TEN people were arrested for drink or drug driving in Test Valley as part of a police Christmas crackdown to tackle the problem.

Hampshire Constabulary has released figures from Operation Holly, which saw dedicated patrols carried out regularly between December 1, last year, and January 1, to deter and detect motorists suspected of putting lives in danger.

A total 275 were arrested across Hampshire and the Thames Valley during the campaign, with the number of drink drive arrests falling by five per cent, while drug drivers increased by 28 per cent.

The number of arrests for drink driving dropped from 10 in 2017, to seven in 2018. Three motorists were arrested for drug driving - the same number as the previous year.

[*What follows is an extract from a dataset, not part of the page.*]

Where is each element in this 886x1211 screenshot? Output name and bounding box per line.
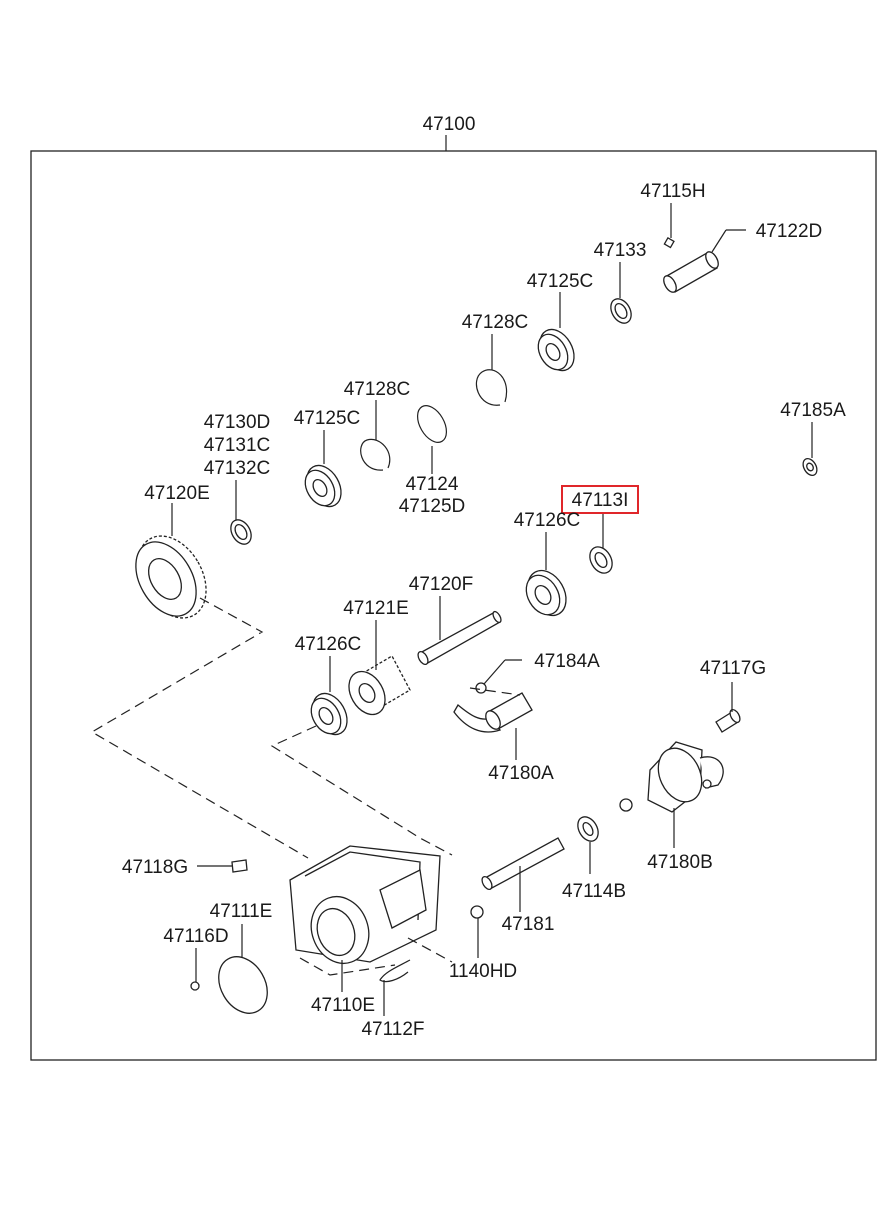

Road Safety Sergeant Rob Heard, from the Roads Policing Unit for Hampshire Constabulary and Thames Valley Police said: “This year we have been very intelligence-led and worked closely with our partners from other organisations to help remind people of the dangers and consequences of impaired driving.

“We’ve seen a small drop in the number arrested for drink driving, which is good however there continues to be a steady rise in the number caught for drug driving over the last few years.

“We need to consider that the increase in drug driver arrests is not necessarily because we have more drug drivers on the road but that officers can conduct road side drug testing, using drug analysers to test for a level of certain illegal drugs in a person’s saliva, which wasn’t available pre-2015. The difference being that there only needs to be a trace of one of the eight illegal drugs and no proof of impairment is required for a conviction.

“Different drugs will vary in the time they take to process through your system, some can still be measurable and at an illegal limit to drive some days after use depending on amount and frequency of use.”

“Our message is simple – don’t mix drink or drugs with driving, they may stay longer in your system than you think – It’s not worth the risk. Such behaviour on our roads has far-reaching effects not just for the impaired driver, but for any innocent road users affected by their destructive decisions. It is disappointing that some people still take that risk. Too many people continue to be complacent about the realities of road deaths and serious injuries. That’s why we want everyone to be clear about their responsibilities, and have respect for each other on the road.”

Over 4,200 breath tests were carried out during Operation Holly, with the worst offending drink driving age group were 35-49 years and the highest number of drug drivers were aged 17-24.